La fusione tra UBI Banca e Intesa Sanpaolo potrebbe saltare? Le ultime indiscrezioni

La fusione tra UBI Banca e Intesa SanPaolo riuscirà a concretizzarsi?

Soltanto la scorsa settimana la Guardia di Finanza si è recata presso gli uffici dei due istituti in seguito al via libera dell’Antitrust, ma già in quell’occasione sono state formulate le prime teorie in merito a un possibile allontanamento.

Teorie che ieri sono state nuovamente riprese e hanno portato a teorizzare il fallimento della fusione tra UBI Banca e Intesa Sanpaolo. Poi, dopo qualche ora, sono arrivate le smentite del gruppo di Massiah.

Fusione UBI-Intesa salterà? Le indiscrezioni e la smentita

Stando a quanto riportato da Il Sole 24 Ore, i legali di UBI Banca avrebbero richiesto di sospendere l’operazione di fusione proposta da Intesa Sanpaolo, dal valore di 4,9 miliardi di euro. Da qui l’entrata in gioco della Consob che avrebbe avviato un esame sulla questione.

Ma perché questo cambiamento di rotta? Secondo le indiscrezioni citate, a mettere i bastoni fra le ruote all’eventuale merger sarebbero stati il coronavirus e il conseguente deterioramento del profilo di credito e finanziario di UBI. Il venir meno dei presupposti ostativi posti da Intesa, insomma.

Le precisazioni di UBI

Le voci iniziali sul possibile fallimento della fusione sono state ripetutamente riprese nel corso della mattinata di ieri, ma dopo qualche ora l’istituto di Massiah è intervenuto per fare chiarezza. Le affermazioni dell’articolo de Il Sole 24 Ore riferite alla stessa UBI sono state definite non corrispondenti a verità.

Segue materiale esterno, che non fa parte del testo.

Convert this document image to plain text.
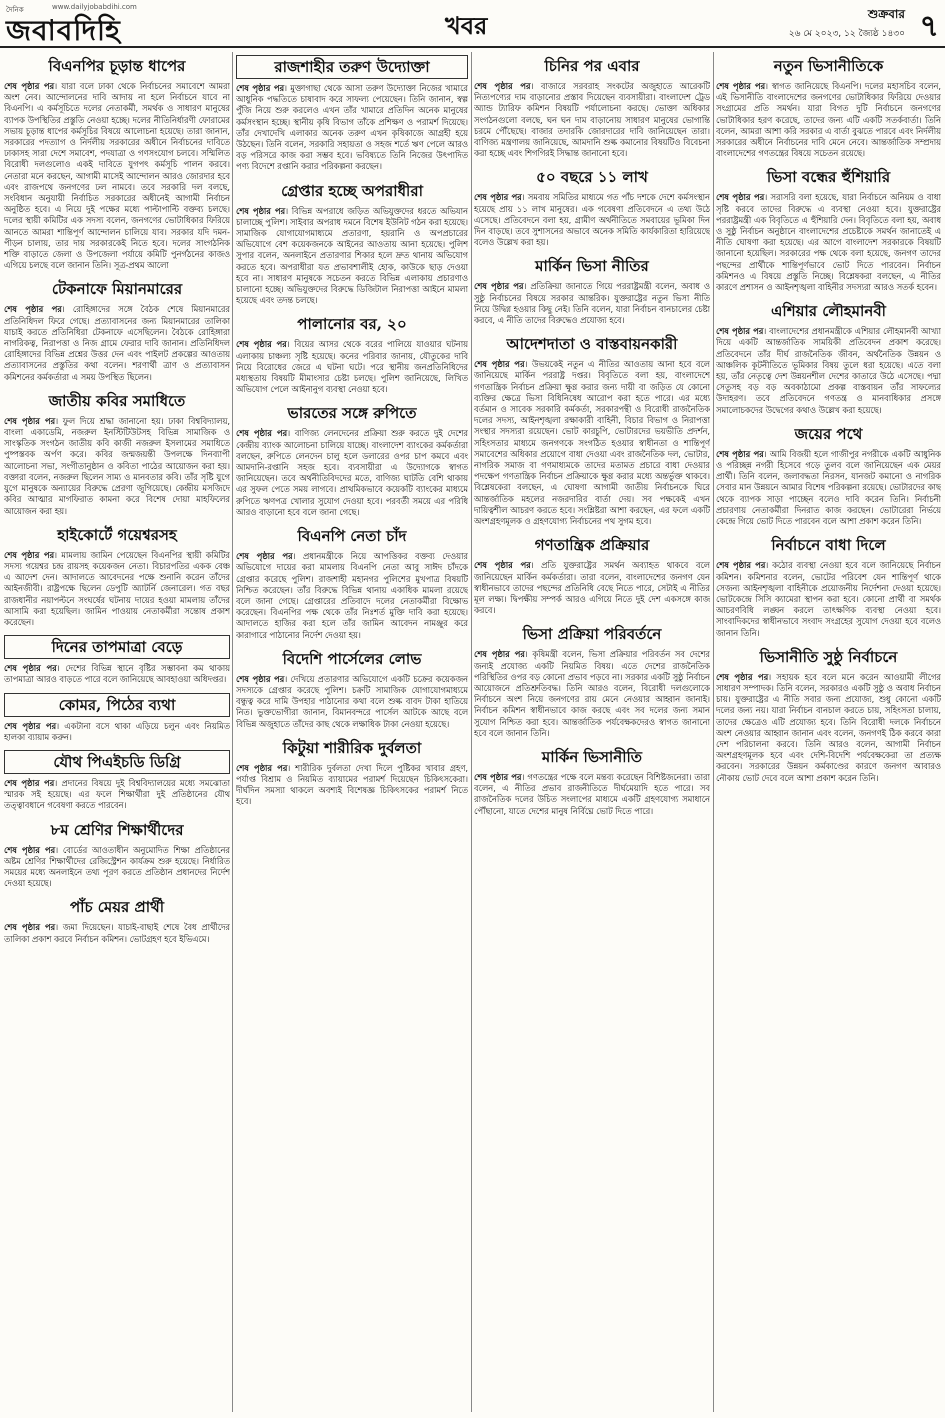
দৈনিক
জবাবদিহি
www.dailyjobabdihi.com
খবর	শুক্রবার
২৬ মে ২০২৩, ১২ জ্যৈষ্ঠ ১৪৩০ ৭
বিএনপির চূড়ান্ত ধাপের

শেষ পৃষ্ঠার পর। যারা বলে ঢাকা থেকে নির্বাচনের সমাবেশে আমরা অংশ নেব। আন্দোলনের দাবি আদায় না হলে নির্বাচনে যাবে না বিএনপি। এ কর্মসূচিতে দলের নেতাকর্মী, সমর্থক ও সাধারণ মানুষের ব্যাপক উপস্থিতির প্রস্তুতি নেওয়া হচ্ছে। দলের নীতিনির্ধারণী ফোরামের সভায় চূড়ান্ত ধাপের কর্মসূচির বিষয়ে আলোচনা হয়েছে। তারা জানান, সরকারের পদত্যাগ ও নির্দলীয় সরকারের অধীনে নির্বাচনের দাবিতে ঢাকাসহ সারা দেশে সমাবেশ, পদযাত্রা ও গণসংযোগ চলবে। সম্মিলিত বিরোধী দলগুলোও একই দাবিতে যুগপৎ কর্মসূচি পালন করবে। নেতারা মনে করছেন, আগামী মাসেই আন্দোলন আরও জোরদার হবে এবং রাজপথে জনগণের ঢল নামবে। তবে সরকারি দল বলছে, সংবিধান অনুযায়ী নির্বাচিত সরকারের অধীনেই আগামী নির্বাচন অনুষ্ঠিত হবে। এ নিয়ে দুই পক্ষের মধ্যে পাল্টাপাল্টি বক্তব্য চলছে। দলের স্থায়ী কমিটির এক সদস্য বলেন, জনগণের ভোটাধিকার ফিরিয়ে আনতে আমরা শান্তিপূর্ণ আন্দোলন চালিয়ে যাব। সরকার যদি দমন-পীড়ন চালায়, তার দায় সরকারকেই নিতে হবে। দলের সাংগঠনিক শক্তি বাড়াতে জেলা ও উপজেলা পর্যায়ে কমিটি পুনর্গঠনের কাজও এগিয়ে চলছে বলে জানান তিনি। সূত্র-প্রথম আলো

টেকনাফে মিয়ানমারের

শেষ পৃষ্ঠার পর। রোহিঙ্গাদের সঙ্গে বৈঠক শেষে মিয়ানমারের প্রতিনিধিদল ফিরে গেছে। প্রত্যাবাসনের জন্য মিয়ানমারের তালিকা যাচাই করতে প্রতিনিধিরা টেকনাফে এসেছিলেন। বৈঠকে রোহিঙ্গারা নাগরিকত্ব, নিরাপত্তা ও নিজ গ্রামে ফেরার দাবি জানান। প্রতিনিধিদল রোহিঙ্গাদের বিভিন্ন প্রশ্নের উত্তর দেন এবং পাইলট প্রকল্পের আওতায় প্রত্যাবাসনের প্রস্তুতির কথা বলেন। শরণার্থী ত্রাণ ও প্রত্যাবাসন কমিশনের কর্মকর্তারা এ সময় উপস্থিত ছিলেন।

জাতীয় কবির সমাধিতে

শেষ পৃষ্ঠার পর। ফুল দিয়ে শ্রদ্ধা জানানো হয়। ঢাকা বিশ্ববিদ্যালয়, বাংলা একাডেমি, নজরুল ইনস্টিটিউটসহ বিভিন্ন সামাজিক ও সাংস্কৃতিক সংগঠন জাতীয় কবি কাজী নজরুল ইসলামের সমাধিতে পুষ্পস্তবক অর্পণ করে। কবির জন্মজয়ন্তী উপলক্ষে দিনব্যাপী আলোচনা সভা, সংগীতানুষ্ঠান ও কবিতা পাঠের আয়োজন করা হয়। বক্তারা বলেন, নজরুল ছিলেন সাম্য ও মানবতার কবি। তাঁর সৃষ্টি যুগে যুগে মানুষকে অন্যায়ের বিরুদ্ধে প্রেরণা জুগিয়েছে। কেন্দ্রীয় মসজিদে কবির আত্মার মাগফিরাত কামনা করে বিশেষ দোয়া মাহফিলের আয়োজন করা হয়।

হাইকোর্টে গয়েশ্বরসহ

শেষ পৃষ্ঠার পর। মামলায় জামিন পেয়েছেন বিএনপির স্থায়ী কমিটির সদস্য গয়েশ্বর চন্দ্র রায়সহ কয়েকজন নেতা। বিচারপতির একক বেঞ্চ এ আদেশ দেন। আদালতে আবেদনের পক্ষে শুনানি করেন তাঁদের আইনজীবী। রাষ্ট্রপক্ষে ছিলেন ডেপুটি অ্যাটর্নি জেনারেল। গত বছর রাজধানীর নয়াপল্টনে সংঘর্ষের ঘটনায় দায়ের হওয়া মামলায় তাঁদের আসামি করা হয়েছিল। জামিন পাওয়ায় নেতাকর্মীরা সন্তোষ প্রকাশ করেছেন।

দিনের তাপমাত্রা বেড়ে

শেষ পৃষ্ঠার পর। দেশের বিভিন্ন স্থানে বৃষ্টির সম্ভাবনা কম থাকায় তাপমাত্রা আরও বাড়তে পারে বলে জানিয়েছে আবহাওয়া অধিদপ্তর।

কোমর, পিঠের ব্যথা

শেষ পৃষ্ঠার পর। একটানা বসে থাকা এড়িয়ে চলুন এবং নিয়মিত হালকা ব্যায়াম করুন।

যৌথ পিএইচডি ডিগ্রি

শেষ পৃষ্ঠার পর। প্রদানের বিষয়ে দুই বিশ্ববিদ্যালয়ের মধ্যে সমঝোতা স্মারক সই হয়েছে। এর ফলে শিক্ষার্থীরা দুই প্রতিষ্ঠানের যৌথ তত্ত্বাবধানে গবেষণা করতে পারবেন।

৮ম শ্রেণির শিক্ষার্থীদের

শেষ পৃষ্ঠার পর। বোর্ডের আওতাধীন অনুমোদিত শিক্ষা প্রতিষ্ঠানের অষ্টম শ্রেণির শিক্ষার্থীদের রেজিস্ট্রেশন কার্যক্রম শুরু হয়েছে। নির্ধারিত সময়ের মধ্যে অনলাইনে তথ্য পূরণ করতে প্রতিষ্ঠান প্রধানদের নির্দেশ দেওয়া হয়েছে।

পাঁচ মেয়র প্রার্থী

শেষ পৃষ্ঠার পর। জমা দিয়েছেন। যাচাই-বাছাই শেষে বৈধ প্রার্থীদের তালিকা প্রকাশ করবে নির্বাচন কমিশন। ভোটগ্রহণ হবে ইভিএমে।

রাজশাহীর তরুণ উদ্যোক্তা

শেষ পৃষ্ঠার পর। মুক্তাগাছা থেকে আসা তরুণ উদ্যোক্তা নিজের খামারে আধুনিক পদ্ধতিতে চাষাবাদ করে সাফল্য পেয়েছেন। তিনি জানান, স্বল্প পুঁজি নিয়ে শুরু করলেও এখন তাঁর খামারে প্রতিদিন অনেক মানুষের কর্মসংস্থান হচ্ছে। স্থানীয় কৃষি বিভাগ তাঁকে প্রশিক্ষণ ও পরামর্শ দিয়েছে। তাঁর দেখাদেখি এলাকার অনেক তরুণ এখন কৃষিকাজে আগ্রহী হয়ে উঠছেন। তিনি বলেন, সরকারি সহায়তা ও সহজ শর্তে ঋণ পেলে আরও বড় পরিসরে কাজ করা সম্ভব হবে। ভবিষ্যতে তিনি নিজের উৎপাদিত পণ্য বিদেশে রপ্তানি করার পরিকল্পনা করছেন।

গ্রেপ্তার হচ্ছে অপরাধীরা

শেষ পৃষ্ঠার পর। বিভিন্ন অপরাধে জড়িত অভিযুক্তদের ধরতে অভিযান চালাচ্ছে পুলিশ। সাইবার অপরাধ দমনে বিশেষ ইউনিট গঠন করা হয়েছে। সামাজিক যোগাযোগমাধ্যমে প্রতারণা, হয়রানি ও অপপ্রচারের অভিযোগে বেশ কয়েকজনকে আইনের আওতায় আনা হয়েছে। পুলিশ সুপার বলেন, অনলাইনে প্রতারণার শিকার হলে দ্রুত থানায় অভিযোগ করতে হবে। অপরাধীরা যত প্রভাবশালীই হোক, কাউকে ছাড় দেওয়া হবে না। সাধারণ মানুষকে সচেতন করতে বিভিন্ন এলাকায় প্রচারণাও চালানো হচ্ছে। অভিযুক্তদের বিরুদ্ধে ডিজিটাল নিরাপত্তা আইনে মামলা হয়েছে এবং তদন্ত চলছে।

পালানোর বর, ২০

শেষ পৃষ্ঠার পর। বিয়ের আসর থেকে বরের পালিয়ে যাওয়ার ঘটনায় এলাকায় চাঞ্চল্য সৃষ্টি হয়েছে। কনের পরিবার জানায়, যৌতুকের দাবি নিয়ে বিরোধের জেরে এ ঘটনা ঘটে। পরে স্থানীয় জনপ্রতিনিধিদের মধ্যস্থতায় বিষয়টি মীমাংসার চেষ্টা চলছে। পুলিশ জানিয়েছে, লিখিত অভিযোগ পেলে আইনানুগ ব্যবস্থা নেওয়া হবে।

ভারতের সঙ্গে রুপিতে

শেষ পৃষ্ঠার পর। বাণিজ্য লেনদেনের প্রক্রিয়া শুরু করতে দুই দেশের কেন্দ্রীয় ব্যাংক আলোচনা চালিয়ে যাচ্ছে। বাংলাদেশ ব্যাংকের কর্মকর্তারা বলছেন, রুপিতে লেনদেন চালু হলে ডলারের ওপর চাপ কমবে এবং আমদানি-রপ্তানি সহজ হবে। ব্যবসায়ীরা এ উদ্যোগকে স্বাগত জানিয়েছেন। তবে অর্থনীতিবিদদের মতে, বাণিজ্য ঘাটতি বেশি থাকায় এর সুফল পেতে সময় লাগবে। প্রাথমিকভাবে কয়েকটি ব্যাংকের মাধ্যমে রুপিতে ঋণপত্র খোলার সুযোগ দেওয়া হবে। পরবর্তী সময়ে এর পরিধি আরও বাড়ানো হবে বলে জানা গেছে।

বিএনপি নেতা চাঁদ

শেষ পৃষ্ঠার পর। প্রধানমন্ত্রীকে নিয়ে আপত্তিকর বক্তব্য দেওয়ার অভিযোগে দায়ের করা মামলায় বিএনপি নেতা আবু সাঈদ চাঁদকে গ্রেপ্তার করেছে পুলিশ। রাজশাহী মহানগর পুলিশের মুখপাত্র বিষয়টি নিশ্চিত করেছেন। তাঁর বিরুদ্ধে বিভিন্ন থানায় একাধিক মামলা রয়েছে বলে জানা গেছে। গ্রেপ্তারের প্রতিবাদে দলের নেতাকর্মীরা বিক্ষোভ করেছেন। বিএনপির পক্ষ থেকে তাঁর নিঃশর্ত মুক্তি দাবি করা হয়েছে। আদালতে হাজির করা হলে তাঁর জামিন আবেদন নামঞ্জুর করে কারাগারে পাঠানোর নির্দেশ দেওয়া হয়।

বিদেশি পার্সেলের লোভ

শেষ পৃষ্ঠার পর। দেখিয়ে প্রতারণার অভিযোগে একটি চক্রের কয়েকজন সদস্যকে গ্রেপ্তার করেছে পুলিশ। চক্রটি সামাজিক যোগাযোগমাধ্যমে বন্ধুত্ব করে দামি উপহার পাঠানোর কথা বলে শুল্ক বাবদ টাকা হাতিয়ে নিত। ভুক্তভোগীরা জানান, বিমানবন্দরে পার্সেল আটকে আছে বলে বিভিন্ন অজুহাতে তাঁদের কাছ থেকে লক্ষাধিক টাকা নেওয়া হয়েছে।

কিটুয়া শারীরিক দুর্বলতা

শেষ পৃষ্ঠার পর। শারীরিক দুর্বলতা দেখা দিলে পুষ্টিকর খাবার গ্রহণ, পর্যাপ্ত বিশ্রাম ও নিয়মিত ব্যায়ামের পরামর্শ দিয়েছেন চিকিৎসকেরা। দীর্ঘদিন সমস্যা থাকলে অবশ্যই বিশেষজ্ঞ চিকিৎসকের পরামর্শ নিতে হবে।

চিনির পর এবার

শেষ পৃষ্ঠার পর। বাজারে সরবরাহ সংকটের অজুহাতে আরেকটি নিত্যপণ্যের দাম বাড়ানোর প্রস্তাব দিয়েছেন ব্যবসায়ীরা। বাংলাদেশ ট্রেড অ্যান্ড ট্যারিফ কমিশন বিষয়টি পর্যালোচনা করছে। ভোক্তা অধিকার সংগঠনগুলো বলছে, ঘন ঘন দাম বাড়ানোয় সাধারণ মানুষের ভোগান্তি চরমে পৌঁছেছে। বাজার তদারকি জোরদারের দাবি জানিয়েছেন তারা। বাণিজ্য মন্ত্রণালয় জানিয়েছে, আমদানি শুল্ক কমানোর বিষয়টিও বিবেচনা করা হচ্ছে এবং শিগগিরই সিদ্ধান্ত জানানো হবে।

৫০ বছরে ১১ লাখ

শেষ পৃষ্ঠার পর। সমবায় সমিতির মাধ্যমে গত পাঁচ দশকে দেশে কর্মসংস্থান হয়েছে প্রায় ১১ লাখ মানুষের। এক গবেষণা প্রতিবেদনে এ তথ্য উঠে এসেছে। প্রতিবেদনে বলা হয়, গ্রামীণ অর্থনীতিতে সমবায়ের ভূমিকা দিন দিন বাড়ছে। তবে সুশাসনের অভাবে অনেক সমিতি কার্যকারিতা হারিয়েছে বলেও উল্লেখ করা হয়।

মার্কিন ভিসা নীতির

শেষ পৃষ্ঠার পর। প্রতিক্রিয়া জানাতে গিয়ে পররাষ্ট্রমন্ত্রী বলেন, অবাধ ও সুষ্ঠু নির্বাচনের বিষয়ে সরকার আন্তরিক। যুক্তরাষ্ট্রের নতুন ভিসা নীতি নিয়ে উদ্বিগ্ন হওয়ার কিছু নেই। তিনি বলেন, যারা নির্বাচন বানচালের চেষ্টা করবে, এ নীতি তাদের বিরুদ্ধেও প্রযোজ্য হবে।

আদেশদাতা ও বাস্তবায়নকারী

শেষ পৃষ্ঠার পর। উভয়কেই নতুন এ নীতির আওতায় আনা হবে বলে জানিয়েছে মার্কিন পররাষ্ট্র দপ্তর। বিবৃতিতে বলা হয়, বাংলাদেশে গণতান্ত্রিক নির্বাচন প্রক্রিয়া ক্ষুণ্ণ করার জন্য দায়ী বা জড়িত যে কোনো ব্যক্তির ক্ষেত্রে ভিসা বিধিনিষেধ আরোপ করা হতে পারে। এর মধ্যে বর্তমান ও সাবেক সরকারি কর্মকর্তা, সরকারপন্থী ও বিরোধী রাজনৈতিক দলের সদস্য, আইনশৃঙ্খলা রক্ষাকারী বাহিনী, বিচার বিভাগ ও নিরাপত্তা সংস্থার সদস্যরা রয়েছেন। ভোট কারচুপি, ভোটারদের ভয়ভীতি প্রদর্শন, সহিংসতার মাধ্যমে জনগণকে সংগঠিত হওয়ার স্বাধীনতা ও শান্তিপূর্ণ সমাবেশের অধিকার প্রয়োগে বাধা দেওয়া এবং রাজনৈতিক দল, ভোটার, নাগরিক সমাজ বা গণমাধ্যমকে তাদের মতামত প্রচারে বাধা দেওয়ার পদক্ষেপ গণতান্ত্রিক নির্বাচন প্রক্রিয়াকে ক্ষুণ্ণ করার মধ্যে অন্তর্ভুক্ত থাকবে। বিশ্লেষকেরা বলছেন, এ ঘোষণা আগামী জাতীয় নির্বাচনকে ঘিরে আন্তর্জাতিক মহলের নজরদারির বার্তা দেয়। সব পক্ষকেই এখন দায়িত্বশীল আচরণ করতে হবে। সংশ্লিষ্টরা আশা করছেন, এর ফলে একটি অংশগ্রহণমূলক ও গ্রহণযোগ্য নির্বাচনের পথ সুগম হবে।

গণতান্ত্রিক প্রক্রিয়ার

শেষ পৃষ্ঠার পর। প্রতি যুক্তরাষ্ট্রের সমর্থন অব্যাহত থাকবে বলে জানিয়েছেন মার্কিন কর্মকর্তারা। তারা বলেন, বাংলাদেশের জনগণ যেন স্বাধীনভাবে তাদের পছন্দের প্রতিনিধি বেছে নিতে পারে, সেটাই এ নীতির মূল লক্ষ্য। দ্বিপক্ষীয় সম্পর্ক আরও এগিয়ে নিতে দুই দেশ একসঙ্গে কাজ করবে।

ভিসা প্রক্রিয়া পরিবর্তনে

শেষ পৃষ্ঠার পর। কৃষিমন্ত্রী বলেন, ভিসা প্রক্রিয়ার পরিবর্তন সব দেশের জন্যই প্রযোজ্য একটি নিয়মিত বিষয়। এতে দেশের রাজনৈতিক পরিস্থিতির ওপর বড় কোনো প্রভাব পড়বে না। সরকার একটি সুষ্ঠু নির্বাচন আয়োজনে প্রতিশ্রুতিবদ্ধ। তিনি আরও বলেন, বিরোধী দলগুলোকে নির্বাচনে অংশ নিয়ে জনগণের রায় মেনে নেওয়ার আহ্বান জানাই। নির্বাচন কমিশন স্বাধীনভাবে কাজ করছে এবং সব দলের জন্য সমান সুযোগ নিশ্চিত করা হবে। আন্তর্জাতিক পর্যবেক্ষকদেরও স্বাগত জানানো হবে বলে জানান তিনি।

মার্কিন ভিসানীতি

শেষ পৃষ্ঠার পর। গণতন্ত্রের পক্ষে বলে মন্তব্য করেছেন বিশিষ্টজনেরা। তারা বলেন, এ নীতির প্রভাব রাজনীতিতে দীর্ঘমেয়াদি হতে পারে। সব রাজনৈতিক দলের উচিত সংলাপের মাধ্যমে একটি গ্রহণযোগ্য সমাধানে পৌঁছানো, যাতে দেশের মানুষ নির্বিঘ্নে ভোট দিতে পারে।

নতুন ভিসানীতিকে

শেষ পৃষ্ঠার পর। স্বাগত জানিয়েছে বিএনপি। দলের মহাসচিব বলেন, এই ভিসানীতি বাংলাদেশের জনগণের ভোটাধিকার ফিরিয়ে দেওয়ার সংগ্রামের প্রতি সমর্থন। যারা বিগত দুটি নির্বাচনে জনগণের ভোটাধিকার হরণ করেছে, তাদের জন্য এটি একটি সতর্কবার্তা। তিনি বলেন, আমরা আশা করি সরকার এ বার্তা বুঝতে পারবে এবং নির্দলীয় সরকারের অধীনে নির্বাচনের দাবি মেনে নেবে। আন্তর্জাতিক সম্প্রদায় বাংলাদেশের গণতন্ত্রের বিষয়ে সচেতন রয়েছে।

ভিসা বন্ধের হুঁশিয়ারি

শেষ পৃষ্ঠার পর। সরাসরি বলা হয়েছে, যারা নির্বাচনে অনিয়ম ও বাধা সৃষ্টি করবে তাদের বিরুদ্ধে এ ব্যবস্থা নেওয়া হবে। যুক্তরাষ্ট্রের পররাষ্ট্রমন্ত্রী এক বিবৃতিতে এ হুঁশিয়ারি দেন। বিবৃতিতে বলা হয়, অবাধ ও সুষ্ঠু নির্বাচন অনুষ্ঠানে বাংলাদেশের প্রচেষ্টাকে সমর্থন জানাতেই এ নীতি ঘোষণা করা হয়েছে। এর আগে বাংলাদেশ সরকারকে বিষয়টি জানানো হয়েছিল। সরকারের পক্ষ থেকে বলা হয়েছে, জনগণ তাদের পছন্দের প্রার্থীকে শান্তিপূর্ণভাবে ভোট দিতে পারবেন। নির্বাচন কমিশনও এ বিষয়ে প্রস্তুতি নিচ্ছে। বিশ্লেষকরা বলছেন, এ নীতির কারণে প্রশাসন ও আইনশৃঙ্খলা বাহিনীর সদস্যরা আরও সতর্ক হবেন।

এশিয়ার লৌহমানবী

শেষ পৃষ্ঠার পর। বাংলাদেশের প্রধানমন্ত্রীকে এশিয়ার লৌহমানবী আখ্যা দিয়ে একটি আন্তর্জাতিক সাময়িকী প্রতিবেদন প্রকাশ করেছে। প্রতিবেদনে তাঁর দীর্ঘ রাজনৈতিক জীবন, অর্থনৈতিক উন্নয়ন ও আঞ্চলিক কূটনীতিতে ভূমিকার বিষয় তুলে ধরা হয়েছে। এতে বলা হয়, তাঁর নেতৃত্বে দেশ উন্নয়নশীল দেশের কাতারে উঠে এসেছে। পদ্মা সেতুসহ বড় বড় অবকাঠামো প্রকল্প বাস্তবায়ন তাঁর সাফল্যের উদাহরণ। তবে প্রতিবেদনে গণতন্ত্র ও মানবাধিকার প্রসঙ্গে সমালোচকদের উদ্বেগের কথাও উল্লেখ করা হয়েছে।

জয়ের পথে

শেষ পৃষ্ঠার পর। আমি বিজয়ী হলে গাজীপুর নগরীকে একটি আধুনিক ও পরিচ্ছন্ন নগরী হিসেবে গড়ে তুলব বলে জানিয়েছেন এক মেয়র প্রার্থী। তিনি বলেন, জলাবদ্ধতা নিরসন, যানজট কমানো ও নাগরিক সেবার মান উন্নয়নে আমার বিশেষ পরিকল্পনা রয়েছে। ভোটারদের কাছ থেকে ব্যাপক সাড়া পাচ্ছেন বলেও দাবি করেন তিনি। নির্বাচনী প্রচারণায় নেতাকর্মীরা দিনরাত কাজ করছেন। ভোটারেরা নির্ভয়ে কেন্দ্রে গিয়ে ভোট দিতে পারবেন বলে আশা প্রকাশ করেন তিনি।

নির্বাচনে বাধা দিলে

শেষ পৃষ্ঠার পর। কঠোর ব্যবস্থা নেওয়া হবে বলে জানিয়েছে নির্বাচন কমিশন। কমিশনার বলেন, ভোটের পরিবেশ যেন শান্তিপূর্ণ থাকে সেজন্য আইনশৃঙ্খলা বাহিনীকে প্রয়োজনীয় নির্দেশনা দেওয়া হয়েছে। ভোটকেন্দ্রে সিসি ক্যামেরা স্থাপন করা হবে। কোনো প্রার্থী বা সমর্থক আচরণবিধি লঙ্ঘন করলে তাৎক্ষণিক ব্যবস্থা নেওয়া হবে। সাংবাদিকদের স্বাধীনভাবে সংবাদ সংগ্রহের সুযোগ দেওয়া হবে বলেও জানান তিনি।

ভিসানীতি সুষ্ঠু নির্বাচনে

শেষ পৃষ্ঠার পর। সহায়ক হবে বলে মনে করেন আওয়ামী লীগের সাধারণ সম্পাদক। তিনি বলেন, সরকারও একটি সুষ্ঠু ও অবাধ নির্বাচন চায়। যুক্তরাষ্ট্রের এ নীতি সবার জন্য প্রযোজ্য, শুধু কোনো একটি দলের জন্য নয়। যারা নির্বাচন বানচাল করতে চায়, সহিংসতা চালায়, তাদের ক্ষেত্রেও এটি প্রযোজ্য হবে। তিনি বিরোধী দলকে নির্বাচনে অংশ নেওয়ার আহ্বান জানান এবং বলেন, জনগণই ঠিক করবে কারা দেশ পরিচালনা করবে। তিনি আরও বলেন, আগামী নির্বাচন অংশগ্রহণমূলক হবে এবং দেশি-বিদেশি পর্যবেক্ষকেরা তা প্রত্যক্ষ করবেন। সরকারের উন্নয়ন কর্মকাণ্ডের কারণে জনগণ আবারও নৌকায় ভোট দেবে বলে আশা প্রকাশ করেন তিনি।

Il riferimento è al passaggio in cui il quotidiano ha parlato dell’intervento della Consob in seguito al venir meno delle “condizioni ostative” dell’OPS e al deterioramento del profilo finanziario e creditizio di UBI.

“Al riguardo, si precisa che UBI Banca non ha mai affermato che l’avveramento della c.d. condizione MAC è conseguente all’asserito deterioramento del proprio profilo finanziario e creditizio, come erroneamente - e, si auspica, ingenuamente - affermato nel soprarichiamato articolo di stampa. I dati relativi al primo trimestre 2020, recentemente pubblicati, hanno confermato la solidità dei risultati economici e patrimoniali di UBI Banca nonché la qualità degli attivi.”

In realtà, si legge nel comunicato stampa dell’istituto, quest’ultimo ha sottoposto alla Consob profili di altri tipo:

“con particolare riguardo all’intervenuto avveramento della c.d. condizione MAC in relazione della pandemia da COVID-19 nonché in merito alla natura irrevocabile dell’OPS. UBI Banca ha evidenziato le ragioni per le quali ritiene che, verificatasi la c.d. condizione MAC, l’OPS è divenuta inefficace e l’Offerente si sarebbe dovuto esprimere tempestivamente sulla rinuncia a tale condizione, non potendo invece ISP riservarsi, come ha fatto fin qui, di confermare se l’offerta è valida oppure no al termine del processo, perché l’offerta è e deve essere irrevocabile e l’ordinamento non tollera che l’autonomia gestionale di UBI Banca, l’andamento del mercato e le scelte degli investitori siano indebitamente ridotte o distorte da una offerta che non ha quelle caratteristiche di irrevocabilità richieste dalla legge.”